I received a piercing look from Lucky before he pulled out his business card and handed it to me. Only Lucky would keep something as normal as a business card in this place. I put it in my pocket. We didn't need to say more. I extended my hand and he shook it. Lucky was getting out of here in another year or so. He's the only person I would want to contact outside of this place. There would be no other sentiment of goodbye.

Releasing his hand I walked toward my bunk to clean up the last of my personal effects. I had to turn them in to the guard for inspection before I could take them with me. I had a small box filled with the letters Mia had written, the makeshift photo album I'd glued together to keep all of the photo's she'd taken, the bible Mia had sent to me in her attempt at religious reform. It was odd how she had filtered into this place that I had desperately wanted to keep her out of. I also had a garbage bag filled to the brim with socks, underwear, soap, and lotions. After I brushed my teeth in the morning I was going to throw the tooth brush and paste away too. I didn't want to keep anything from here. I'd written Mia and included instructions for Vince in July. Vince had sent new clothes to me to wear home: they were waiting for me to put on tomorrow before I met with the committee that would release me.

Completing the packing left me time to fantasize about the return home. I hadn't talked to anyone since my phone call in March. I hadn't received a letter from Mia either. I sighed. Mia probably thought she would need plenty to occupy my time. I imagined her squirreling away the pictures of her and Letty at graduation, of Han and the new baby, of what she had done to decorate for Easter and the Fourth of July. I wouldn't ruin her fun. I'd forgive her for holding on to six months worth of memories that we could review together.

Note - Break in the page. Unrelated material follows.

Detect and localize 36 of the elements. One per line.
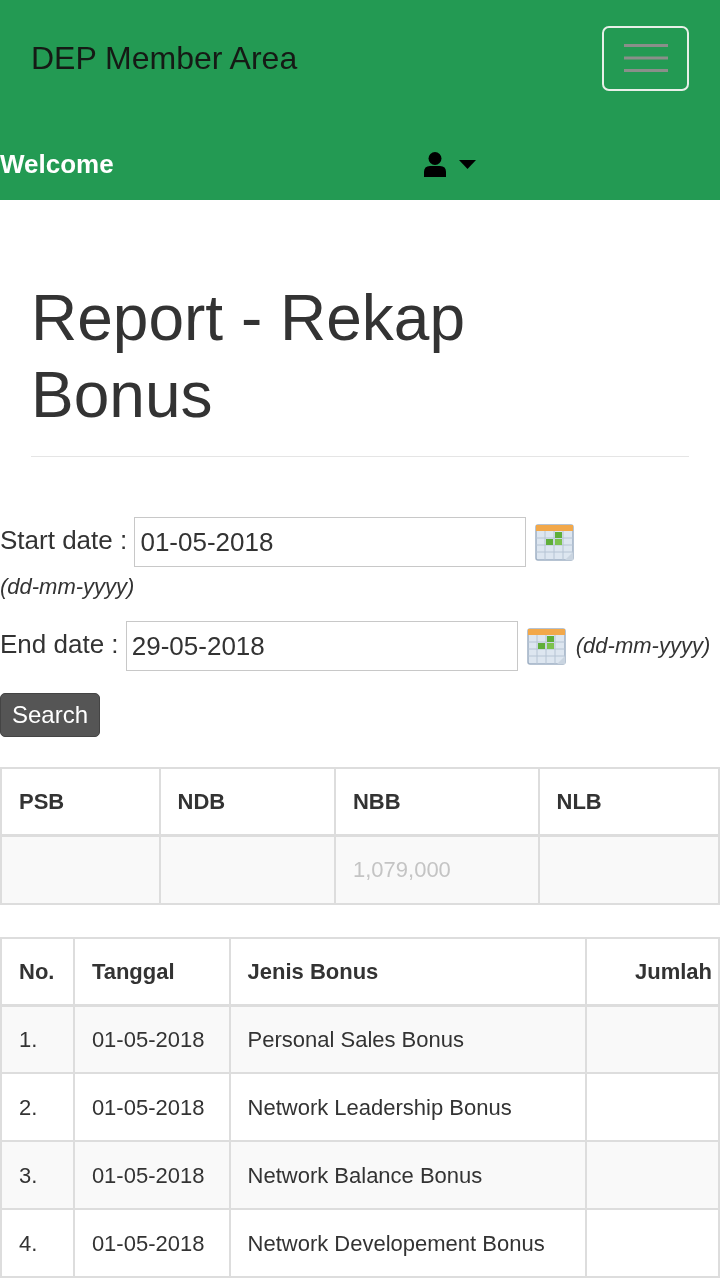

But all of those memories would have to wait until I saw the garage. I planned to mark my return to the world with a trip to the place where I had left it. I needed to see for myself that DT was still standing, to stand on the space across the street where I had ruined a man's life, where I had crippled mine. Life would restart for me in that place then I would go home to face the rest of my family. I'd let Mia tell their stories, tuning me up so I could perform at their level. I would work on my car expecting it would need lots of tuning to get it back in racing order. I was definitely going to need to start racing again. My legs trembled in anticipation of shifting again, my arms tensed imaging the feel of the wheel and the shift knob. Yeah, I needed to get my car in racing order as soon as possible. I let my mind wander over the upgrades I might make. New lights? Better body kit? A fresh coat of paint? Lights for the chassis?

Thinking about what I would do to my car led me to thinking about the charger again. I knew it was waiting for me in the garage at the house. Dad's personal space. The space where he taught me, Vince, Letty and Han how to change the oil, fix a carburetor, replace fried piston rings. The sadness that accompanied thoughts about the charger or my father came rushing back, threatening to overwhelm me. I wished I had the strength to walk in that place and not break down. Would I ever have the courage to recreate the beast that had been the place my father had spent his final moments? Did I want to put together an object that scared me more than being in prison did?

Forcing myself to abandon all the what-ifs I finally let sleep overcome me, my brain repeating that I would be going home tomorrow, vowing that I would rather die than to return to prison ever again.